= Brazilian auction =

Method of auctioning

A Brazilian auction is a certain set of rules for a reverse auction. The buyer communicates the price she or he is willing to pay for the whole lot in advance. Then, the sellers bid on how many identical units they are willing to provide at that price. Like in English auction, bidding continues until a bid is made that no other bidder is willing to top. Other sources define Brazilian auction as a reverse auction with similarities to Dutch auction. Like in the previous definition, the overall price is constant. But instead of the price decreasing as in Dutch auction, the amount of identical items is decreasing.

==History==

Brazilian auction as a variation of Dutch auction is introduced by Portum AG for Linde plc in the context of selling gas in Brazil.

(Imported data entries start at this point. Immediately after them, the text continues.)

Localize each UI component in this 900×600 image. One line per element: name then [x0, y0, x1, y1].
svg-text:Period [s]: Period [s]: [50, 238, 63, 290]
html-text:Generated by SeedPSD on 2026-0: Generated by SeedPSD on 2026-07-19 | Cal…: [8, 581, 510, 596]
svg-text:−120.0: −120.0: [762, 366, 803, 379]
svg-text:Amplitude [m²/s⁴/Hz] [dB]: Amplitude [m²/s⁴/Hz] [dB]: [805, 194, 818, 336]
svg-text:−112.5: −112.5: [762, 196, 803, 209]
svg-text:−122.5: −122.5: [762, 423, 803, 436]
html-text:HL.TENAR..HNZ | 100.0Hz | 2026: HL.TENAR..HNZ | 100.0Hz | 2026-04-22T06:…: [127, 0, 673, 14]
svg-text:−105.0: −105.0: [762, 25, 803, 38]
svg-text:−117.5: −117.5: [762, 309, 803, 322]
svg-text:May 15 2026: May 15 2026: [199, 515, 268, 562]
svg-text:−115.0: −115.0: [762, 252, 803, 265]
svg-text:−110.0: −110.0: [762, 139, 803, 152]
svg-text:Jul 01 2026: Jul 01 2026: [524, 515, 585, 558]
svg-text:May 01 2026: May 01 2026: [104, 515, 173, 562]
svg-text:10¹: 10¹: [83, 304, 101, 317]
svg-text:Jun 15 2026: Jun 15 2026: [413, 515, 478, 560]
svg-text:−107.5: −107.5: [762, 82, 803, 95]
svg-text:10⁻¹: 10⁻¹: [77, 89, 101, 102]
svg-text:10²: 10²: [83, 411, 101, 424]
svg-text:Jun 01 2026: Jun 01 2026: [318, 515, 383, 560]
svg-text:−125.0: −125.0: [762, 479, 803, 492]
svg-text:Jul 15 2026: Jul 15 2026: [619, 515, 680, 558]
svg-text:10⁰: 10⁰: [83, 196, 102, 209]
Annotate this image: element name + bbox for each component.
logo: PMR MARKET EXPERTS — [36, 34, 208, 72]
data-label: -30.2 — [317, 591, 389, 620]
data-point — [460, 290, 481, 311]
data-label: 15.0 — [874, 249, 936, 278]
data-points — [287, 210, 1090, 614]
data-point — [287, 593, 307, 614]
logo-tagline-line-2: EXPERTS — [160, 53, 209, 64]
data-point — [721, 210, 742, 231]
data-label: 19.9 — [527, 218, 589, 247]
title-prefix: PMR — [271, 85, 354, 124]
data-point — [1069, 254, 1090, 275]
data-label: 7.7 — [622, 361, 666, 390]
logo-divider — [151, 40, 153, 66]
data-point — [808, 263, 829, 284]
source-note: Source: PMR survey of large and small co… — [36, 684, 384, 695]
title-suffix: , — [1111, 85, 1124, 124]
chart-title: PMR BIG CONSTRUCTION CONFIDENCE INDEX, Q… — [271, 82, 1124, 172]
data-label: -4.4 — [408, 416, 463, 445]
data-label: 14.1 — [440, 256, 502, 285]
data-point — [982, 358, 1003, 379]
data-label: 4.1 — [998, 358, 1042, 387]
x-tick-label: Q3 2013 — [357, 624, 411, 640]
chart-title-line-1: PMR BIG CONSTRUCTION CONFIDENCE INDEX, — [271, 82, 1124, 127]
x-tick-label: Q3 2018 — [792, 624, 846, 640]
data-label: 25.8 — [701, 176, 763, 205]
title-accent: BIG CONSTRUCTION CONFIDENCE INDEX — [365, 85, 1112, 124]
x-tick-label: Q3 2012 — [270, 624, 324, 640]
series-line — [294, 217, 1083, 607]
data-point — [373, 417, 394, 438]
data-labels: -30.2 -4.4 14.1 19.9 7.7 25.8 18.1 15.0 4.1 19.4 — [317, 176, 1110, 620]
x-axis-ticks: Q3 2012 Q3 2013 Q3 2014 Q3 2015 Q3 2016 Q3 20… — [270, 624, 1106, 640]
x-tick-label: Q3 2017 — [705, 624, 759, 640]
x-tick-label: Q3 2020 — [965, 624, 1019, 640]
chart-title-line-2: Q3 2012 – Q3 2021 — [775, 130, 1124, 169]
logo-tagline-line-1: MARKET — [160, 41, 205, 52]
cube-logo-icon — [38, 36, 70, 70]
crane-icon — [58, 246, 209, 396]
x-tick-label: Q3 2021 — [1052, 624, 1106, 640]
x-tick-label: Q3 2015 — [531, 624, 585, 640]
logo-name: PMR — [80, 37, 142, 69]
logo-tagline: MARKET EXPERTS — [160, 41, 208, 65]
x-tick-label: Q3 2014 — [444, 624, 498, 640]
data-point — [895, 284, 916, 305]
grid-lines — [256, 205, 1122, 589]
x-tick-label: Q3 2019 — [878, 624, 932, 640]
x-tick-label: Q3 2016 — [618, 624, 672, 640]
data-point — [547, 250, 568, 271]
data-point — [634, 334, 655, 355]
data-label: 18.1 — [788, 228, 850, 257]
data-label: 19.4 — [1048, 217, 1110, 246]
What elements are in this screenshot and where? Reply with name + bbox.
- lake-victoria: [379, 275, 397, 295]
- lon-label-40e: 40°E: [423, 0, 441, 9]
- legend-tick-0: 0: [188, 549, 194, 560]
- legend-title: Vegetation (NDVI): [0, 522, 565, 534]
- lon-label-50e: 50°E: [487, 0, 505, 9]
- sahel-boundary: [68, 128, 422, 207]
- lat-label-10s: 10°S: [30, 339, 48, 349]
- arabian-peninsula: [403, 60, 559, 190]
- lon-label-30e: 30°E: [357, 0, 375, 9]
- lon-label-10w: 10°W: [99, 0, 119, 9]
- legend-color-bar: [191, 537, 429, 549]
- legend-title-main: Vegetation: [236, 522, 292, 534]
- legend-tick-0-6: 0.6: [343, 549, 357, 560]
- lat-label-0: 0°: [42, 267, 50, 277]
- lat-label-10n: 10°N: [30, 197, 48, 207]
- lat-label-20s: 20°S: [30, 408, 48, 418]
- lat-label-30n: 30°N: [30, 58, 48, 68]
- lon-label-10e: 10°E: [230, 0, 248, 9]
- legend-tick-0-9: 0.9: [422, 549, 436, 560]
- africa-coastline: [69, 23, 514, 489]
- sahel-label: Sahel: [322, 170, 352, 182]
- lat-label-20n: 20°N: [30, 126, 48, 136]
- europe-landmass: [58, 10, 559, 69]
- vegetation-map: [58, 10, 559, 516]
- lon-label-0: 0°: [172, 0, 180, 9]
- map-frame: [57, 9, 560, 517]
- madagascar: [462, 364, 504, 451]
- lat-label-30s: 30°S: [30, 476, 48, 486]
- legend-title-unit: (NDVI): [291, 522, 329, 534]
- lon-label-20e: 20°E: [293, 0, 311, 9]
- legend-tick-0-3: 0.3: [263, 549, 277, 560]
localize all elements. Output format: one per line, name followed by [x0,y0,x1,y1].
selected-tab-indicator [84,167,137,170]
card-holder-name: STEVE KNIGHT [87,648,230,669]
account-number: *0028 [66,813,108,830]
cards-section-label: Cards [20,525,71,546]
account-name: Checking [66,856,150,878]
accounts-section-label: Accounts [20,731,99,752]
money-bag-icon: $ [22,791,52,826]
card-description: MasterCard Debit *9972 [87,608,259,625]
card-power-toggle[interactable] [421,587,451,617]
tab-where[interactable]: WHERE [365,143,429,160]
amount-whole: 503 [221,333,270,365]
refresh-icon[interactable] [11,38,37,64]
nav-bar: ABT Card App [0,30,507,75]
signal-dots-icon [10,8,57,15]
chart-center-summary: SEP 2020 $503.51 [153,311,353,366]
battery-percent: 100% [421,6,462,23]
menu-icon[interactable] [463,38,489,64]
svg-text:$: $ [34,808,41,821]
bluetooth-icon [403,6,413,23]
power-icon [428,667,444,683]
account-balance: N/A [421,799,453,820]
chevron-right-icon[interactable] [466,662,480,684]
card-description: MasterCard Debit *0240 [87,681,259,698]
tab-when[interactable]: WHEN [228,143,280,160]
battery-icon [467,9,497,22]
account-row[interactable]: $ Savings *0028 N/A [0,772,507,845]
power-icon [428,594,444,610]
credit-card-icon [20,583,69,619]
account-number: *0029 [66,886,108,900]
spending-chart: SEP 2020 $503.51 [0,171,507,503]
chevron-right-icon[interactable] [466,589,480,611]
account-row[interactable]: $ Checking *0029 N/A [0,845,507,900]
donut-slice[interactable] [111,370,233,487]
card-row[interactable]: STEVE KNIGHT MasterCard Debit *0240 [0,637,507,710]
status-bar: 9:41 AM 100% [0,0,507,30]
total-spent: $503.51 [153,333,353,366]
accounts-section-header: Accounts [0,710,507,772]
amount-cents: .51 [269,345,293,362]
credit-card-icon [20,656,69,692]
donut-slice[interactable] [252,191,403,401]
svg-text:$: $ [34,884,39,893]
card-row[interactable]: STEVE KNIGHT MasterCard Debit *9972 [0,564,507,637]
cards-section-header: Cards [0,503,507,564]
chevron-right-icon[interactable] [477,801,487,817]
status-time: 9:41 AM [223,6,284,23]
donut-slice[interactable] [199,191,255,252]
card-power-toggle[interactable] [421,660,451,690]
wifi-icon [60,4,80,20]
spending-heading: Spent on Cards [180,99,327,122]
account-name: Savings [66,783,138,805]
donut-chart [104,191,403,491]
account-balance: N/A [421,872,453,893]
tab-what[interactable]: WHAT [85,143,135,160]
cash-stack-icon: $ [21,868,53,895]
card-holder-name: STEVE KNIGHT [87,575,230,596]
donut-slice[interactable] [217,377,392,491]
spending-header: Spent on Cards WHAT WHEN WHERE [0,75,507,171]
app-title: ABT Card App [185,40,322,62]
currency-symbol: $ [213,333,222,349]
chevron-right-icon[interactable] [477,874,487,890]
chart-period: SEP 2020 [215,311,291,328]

The history of auctions in Brazil dates back to the colonial period, with auctions of slaves and confiscated goods in public squares. However, the regulation of the auctioneer profession only occurred in 1932, with Decree No. 21,981/32, signed by Getúlio Vargas.

===Evolution===
Colonial Period: Auctions were common, especially the sale of slaves and confiscated goods.

====19th Century====
With the end of Portuguese rule, auctions became stronger as a way of acquiring imported products.

1851: Decree No. 858 distributed the "Regulations for Auction Agents in the Rio de Janeiro Square", regulating the organization and advertising of auctions.

====20th Century====

1932: The auctioneer profession was regulated by Decree No. 21,981/32, with Getúlio Vargas.

1933: Changes in legislation in favor of auctioneers were recorded in Decree No. 22,427/33.

====21st Century====

Today: Auctions continue to be an important commercial and financial activity in Brazil, with several areas of application, such as the sale of real estate, used goods, vehicles, among others.